Term loans are one of the most popular types of small business loans. If you’ve ever taken out a mortgage or financed a vehicle purchase, then you’re probably familiar with the mechanics of a term loan. Term loans are delivered via a lump-sum of capital from a lender and paid off in fixed installments according to a schedule until you pay back the principal plus any applicable interest (and any fees). Repayment periods can vary from short term (6 months) to medium term (1 -3 years) to long term (7 years). Term loans are typically secured by a lien on your business assets (a right for the lender to seize those assets if you default on the loan) and may require a personal guarantee, which means your personal assets may be liable if your business defaults on the loan. One of the perks of a term loan is that the interest rate, which could be either fixed or variable, tends to be competitive and lower than other types of small business financing. This is especially true when you consider that you may be repaying the loan over a number of years. Business owners have flexibility with regards to how they can use the funds. For instance, one could use a small business term loan to expand to a new location, replenish inventory, or hire new employees. Low monthly payments, no prepayment penalties, and faster-than-the-bank decisions: term loans are just one of three flexible financing options covered under our simple application. To know more contact now

Merchant cash advances (MCAs) aren’t exactly small business loans. Instead, they’re a cash advance against your future credit card revenue delivered to you in a lump-sum. The advanced amount, which can be a minimum loan amount of $2,500 to a maximum loan amount of $400,000 is determined by the issuer and based on your average monthly credit card sales. Because the cash advance is repaid as a percentage of your daily credit card revenue, it may take anywhere from 90 days to two-and-a-half years to repay. One of the key risks of MCAs is piling on too many of them – known as stacking – which may completely deplete your cash flow. You should also be aware that interest rates (often expressed as a factor rate) can be very high, ranging between 40-350%. Funding Circle does not offer Merchant Cash Advance funding solutions at this time. To know more contact now

A working capital loan is a short-term loan meant to help a business cover its everyday operations needs. It can be directed toward expenses such as payroll, paying rent, or making monthly payments towards debt. A working capital loan is not meant to buy long-term assets or investments. To know more contact now

A line of credit is a flexible form of short-term financing. You have a set amount of available credit that you can access as you need. With a business line of credit, you do not make any payments or pay any interest until you actually use the funds. A line of credit is ideal for unexpected expenses so that you don’t have to rely on cash flow when emergencies arise. For instance, having to replace a major piece of equipment or offsetting a seasonal decline in revenue. When you apply through Funding Circles network of lending partners, you could be eligible for a line of credit for up to $250,000. With a line of credit, you’ll only pay interest on the funds you draw. However, there may be other fees attached to lines of credit like monthly maintenance fees, draw fees, and late payment fees. If you’d like to be considered for a line of credit through Wambui Street network of partner lenders, be sure to contact us now.

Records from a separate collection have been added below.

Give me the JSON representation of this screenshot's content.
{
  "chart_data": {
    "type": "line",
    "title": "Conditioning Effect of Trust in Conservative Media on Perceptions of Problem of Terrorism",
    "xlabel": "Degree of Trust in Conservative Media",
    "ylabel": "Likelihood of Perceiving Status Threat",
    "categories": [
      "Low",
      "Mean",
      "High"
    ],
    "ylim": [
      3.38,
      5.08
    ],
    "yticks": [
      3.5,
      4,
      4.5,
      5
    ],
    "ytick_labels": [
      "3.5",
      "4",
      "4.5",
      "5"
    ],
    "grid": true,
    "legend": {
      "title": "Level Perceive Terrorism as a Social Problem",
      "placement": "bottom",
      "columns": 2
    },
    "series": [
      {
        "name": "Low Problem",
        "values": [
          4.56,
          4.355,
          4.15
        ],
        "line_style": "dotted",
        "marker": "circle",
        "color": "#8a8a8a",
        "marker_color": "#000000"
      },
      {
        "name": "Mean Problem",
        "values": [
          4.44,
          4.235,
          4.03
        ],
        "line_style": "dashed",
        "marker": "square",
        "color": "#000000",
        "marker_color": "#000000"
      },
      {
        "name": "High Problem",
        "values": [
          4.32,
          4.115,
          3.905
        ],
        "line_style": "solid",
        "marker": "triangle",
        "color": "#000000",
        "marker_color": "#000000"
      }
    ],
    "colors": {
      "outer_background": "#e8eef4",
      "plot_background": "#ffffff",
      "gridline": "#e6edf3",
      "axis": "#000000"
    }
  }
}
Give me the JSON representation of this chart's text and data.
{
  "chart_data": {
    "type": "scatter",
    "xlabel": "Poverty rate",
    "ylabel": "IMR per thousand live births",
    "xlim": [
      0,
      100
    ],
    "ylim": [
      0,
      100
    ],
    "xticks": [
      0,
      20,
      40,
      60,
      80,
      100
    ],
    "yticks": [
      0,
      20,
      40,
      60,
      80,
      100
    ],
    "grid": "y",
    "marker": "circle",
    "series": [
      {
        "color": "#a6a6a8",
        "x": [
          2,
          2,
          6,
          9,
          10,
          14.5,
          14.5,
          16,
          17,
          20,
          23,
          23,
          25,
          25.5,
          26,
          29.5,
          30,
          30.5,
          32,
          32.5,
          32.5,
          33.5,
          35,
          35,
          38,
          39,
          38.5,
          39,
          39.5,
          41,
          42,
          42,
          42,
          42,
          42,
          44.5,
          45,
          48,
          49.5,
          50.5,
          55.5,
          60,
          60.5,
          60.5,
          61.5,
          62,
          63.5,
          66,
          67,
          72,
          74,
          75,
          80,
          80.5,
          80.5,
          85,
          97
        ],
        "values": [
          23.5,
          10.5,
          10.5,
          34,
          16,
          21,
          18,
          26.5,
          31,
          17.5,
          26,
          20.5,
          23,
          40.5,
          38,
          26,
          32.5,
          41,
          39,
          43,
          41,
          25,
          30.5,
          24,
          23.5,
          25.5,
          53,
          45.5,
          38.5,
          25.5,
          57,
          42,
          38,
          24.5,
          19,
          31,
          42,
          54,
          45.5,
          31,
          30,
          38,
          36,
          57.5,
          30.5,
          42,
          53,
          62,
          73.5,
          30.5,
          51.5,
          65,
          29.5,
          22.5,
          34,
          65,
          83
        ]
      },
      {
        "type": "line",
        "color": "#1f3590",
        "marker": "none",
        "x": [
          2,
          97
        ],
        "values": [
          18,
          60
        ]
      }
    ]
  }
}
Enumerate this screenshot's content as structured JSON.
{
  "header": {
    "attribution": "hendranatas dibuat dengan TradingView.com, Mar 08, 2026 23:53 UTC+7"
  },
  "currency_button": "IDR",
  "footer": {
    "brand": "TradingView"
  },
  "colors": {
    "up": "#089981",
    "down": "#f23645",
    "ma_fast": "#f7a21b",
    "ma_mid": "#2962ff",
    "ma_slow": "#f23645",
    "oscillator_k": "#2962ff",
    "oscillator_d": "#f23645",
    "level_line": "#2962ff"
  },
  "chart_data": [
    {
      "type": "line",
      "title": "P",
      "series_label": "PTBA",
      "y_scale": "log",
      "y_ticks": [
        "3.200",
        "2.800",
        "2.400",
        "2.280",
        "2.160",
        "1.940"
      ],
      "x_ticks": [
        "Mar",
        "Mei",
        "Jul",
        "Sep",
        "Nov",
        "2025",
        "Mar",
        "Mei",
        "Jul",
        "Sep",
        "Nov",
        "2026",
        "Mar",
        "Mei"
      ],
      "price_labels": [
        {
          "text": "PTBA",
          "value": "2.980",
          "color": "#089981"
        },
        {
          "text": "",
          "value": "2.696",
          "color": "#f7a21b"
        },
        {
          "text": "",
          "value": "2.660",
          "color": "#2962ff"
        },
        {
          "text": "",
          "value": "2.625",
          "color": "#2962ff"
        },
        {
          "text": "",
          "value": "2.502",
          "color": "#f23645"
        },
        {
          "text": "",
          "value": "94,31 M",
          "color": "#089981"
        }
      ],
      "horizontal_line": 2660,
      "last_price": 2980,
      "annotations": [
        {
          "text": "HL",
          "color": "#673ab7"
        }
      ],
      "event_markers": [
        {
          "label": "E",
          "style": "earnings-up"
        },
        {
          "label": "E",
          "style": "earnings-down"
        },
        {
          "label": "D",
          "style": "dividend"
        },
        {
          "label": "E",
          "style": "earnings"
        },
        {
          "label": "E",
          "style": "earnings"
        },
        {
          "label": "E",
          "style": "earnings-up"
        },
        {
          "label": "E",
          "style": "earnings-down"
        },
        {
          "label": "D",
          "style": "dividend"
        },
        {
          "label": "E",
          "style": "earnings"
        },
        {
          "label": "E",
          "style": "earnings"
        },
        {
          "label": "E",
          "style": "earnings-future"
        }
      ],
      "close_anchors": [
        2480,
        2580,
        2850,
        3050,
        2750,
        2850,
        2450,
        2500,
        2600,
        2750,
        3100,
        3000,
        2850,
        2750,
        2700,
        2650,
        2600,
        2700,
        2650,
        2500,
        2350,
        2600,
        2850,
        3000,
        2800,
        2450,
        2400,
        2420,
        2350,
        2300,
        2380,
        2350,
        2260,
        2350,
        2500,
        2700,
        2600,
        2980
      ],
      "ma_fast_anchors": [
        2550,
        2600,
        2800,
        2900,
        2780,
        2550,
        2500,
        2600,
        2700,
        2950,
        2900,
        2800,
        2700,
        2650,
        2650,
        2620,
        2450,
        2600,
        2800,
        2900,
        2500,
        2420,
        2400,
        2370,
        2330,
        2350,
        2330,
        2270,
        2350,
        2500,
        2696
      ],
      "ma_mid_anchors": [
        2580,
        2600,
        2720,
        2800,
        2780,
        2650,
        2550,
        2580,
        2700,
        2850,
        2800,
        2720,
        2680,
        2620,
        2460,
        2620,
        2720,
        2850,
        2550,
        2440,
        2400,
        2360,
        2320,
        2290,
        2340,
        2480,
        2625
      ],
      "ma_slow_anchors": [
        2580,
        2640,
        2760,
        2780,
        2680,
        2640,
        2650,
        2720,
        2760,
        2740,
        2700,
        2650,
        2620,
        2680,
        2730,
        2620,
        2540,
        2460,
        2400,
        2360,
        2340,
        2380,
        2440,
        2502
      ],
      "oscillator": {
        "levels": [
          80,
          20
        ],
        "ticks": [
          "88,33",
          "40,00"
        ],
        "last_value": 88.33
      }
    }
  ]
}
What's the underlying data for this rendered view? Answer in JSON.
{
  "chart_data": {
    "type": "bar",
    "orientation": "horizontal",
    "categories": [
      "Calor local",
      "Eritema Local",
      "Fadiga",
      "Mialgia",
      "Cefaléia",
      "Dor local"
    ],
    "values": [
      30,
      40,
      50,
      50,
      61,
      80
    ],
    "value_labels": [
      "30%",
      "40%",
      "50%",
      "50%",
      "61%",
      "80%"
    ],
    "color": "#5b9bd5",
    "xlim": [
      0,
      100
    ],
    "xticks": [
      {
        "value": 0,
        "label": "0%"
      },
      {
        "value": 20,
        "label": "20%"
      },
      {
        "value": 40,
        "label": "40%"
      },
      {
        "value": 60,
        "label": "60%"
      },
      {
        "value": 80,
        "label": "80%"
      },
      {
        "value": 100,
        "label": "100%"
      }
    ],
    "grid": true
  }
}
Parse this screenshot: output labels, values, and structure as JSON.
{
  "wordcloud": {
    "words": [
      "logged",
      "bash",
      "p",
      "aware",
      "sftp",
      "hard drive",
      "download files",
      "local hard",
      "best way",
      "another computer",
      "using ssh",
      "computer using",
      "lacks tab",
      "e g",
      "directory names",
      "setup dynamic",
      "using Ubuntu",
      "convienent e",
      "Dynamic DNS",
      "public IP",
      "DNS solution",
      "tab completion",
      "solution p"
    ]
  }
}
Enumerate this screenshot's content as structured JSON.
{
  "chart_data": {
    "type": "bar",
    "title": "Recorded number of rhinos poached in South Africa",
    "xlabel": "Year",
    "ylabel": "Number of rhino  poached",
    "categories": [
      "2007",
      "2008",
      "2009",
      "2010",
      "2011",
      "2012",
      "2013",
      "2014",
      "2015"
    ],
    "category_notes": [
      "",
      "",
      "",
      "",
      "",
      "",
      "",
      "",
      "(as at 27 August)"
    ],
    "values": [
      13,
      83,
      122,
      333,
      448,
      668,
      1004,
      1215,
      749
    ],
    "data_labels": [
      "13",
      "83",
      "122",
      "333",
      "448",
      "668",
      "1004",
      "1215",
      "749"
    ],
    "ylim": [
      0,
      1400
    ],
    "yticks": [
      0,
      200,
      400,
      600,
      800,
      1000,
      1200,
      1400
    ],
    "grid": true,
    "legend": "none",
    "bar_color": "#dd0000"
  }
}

Invoice factoring is more similar to an MCA than it is to a business term loan. Invoice Factoring works by selling your accounts receivables to an invoice factoring company (also called a ‘factor’) at a discounted rate in exchange for two lump-sum payments. The first payment is the advance (which represents the discounted invoices) – an upfront payment of 70-90% of the factored invoices, and the second payment is for the remaining balance (minus any fees) once your customers pay the invoices in full. Invoice factoring is best for businesses that need to cover inventory costs or upfront expenses but have delayed payment terms with their customers. The benefit of invoice factoring is that your account receivables are quickly turned into cash rather than having to wait months for customers to pay. To know more contact now

Business owners can look for small business loans with shorter or longer terms based on their financial needs. The best one for you depends on a few factors. You should consider how you’ll use the money, how much you need, and how much you’ll pay in interest with each option.

If you’re not sure what kind of financing option you want (loan, line of credit, or something else), consider talking to a financial expert (like your accountant) about your situation. They’ll be able to talk you through your options, helping you find the best small business loans for you and your business.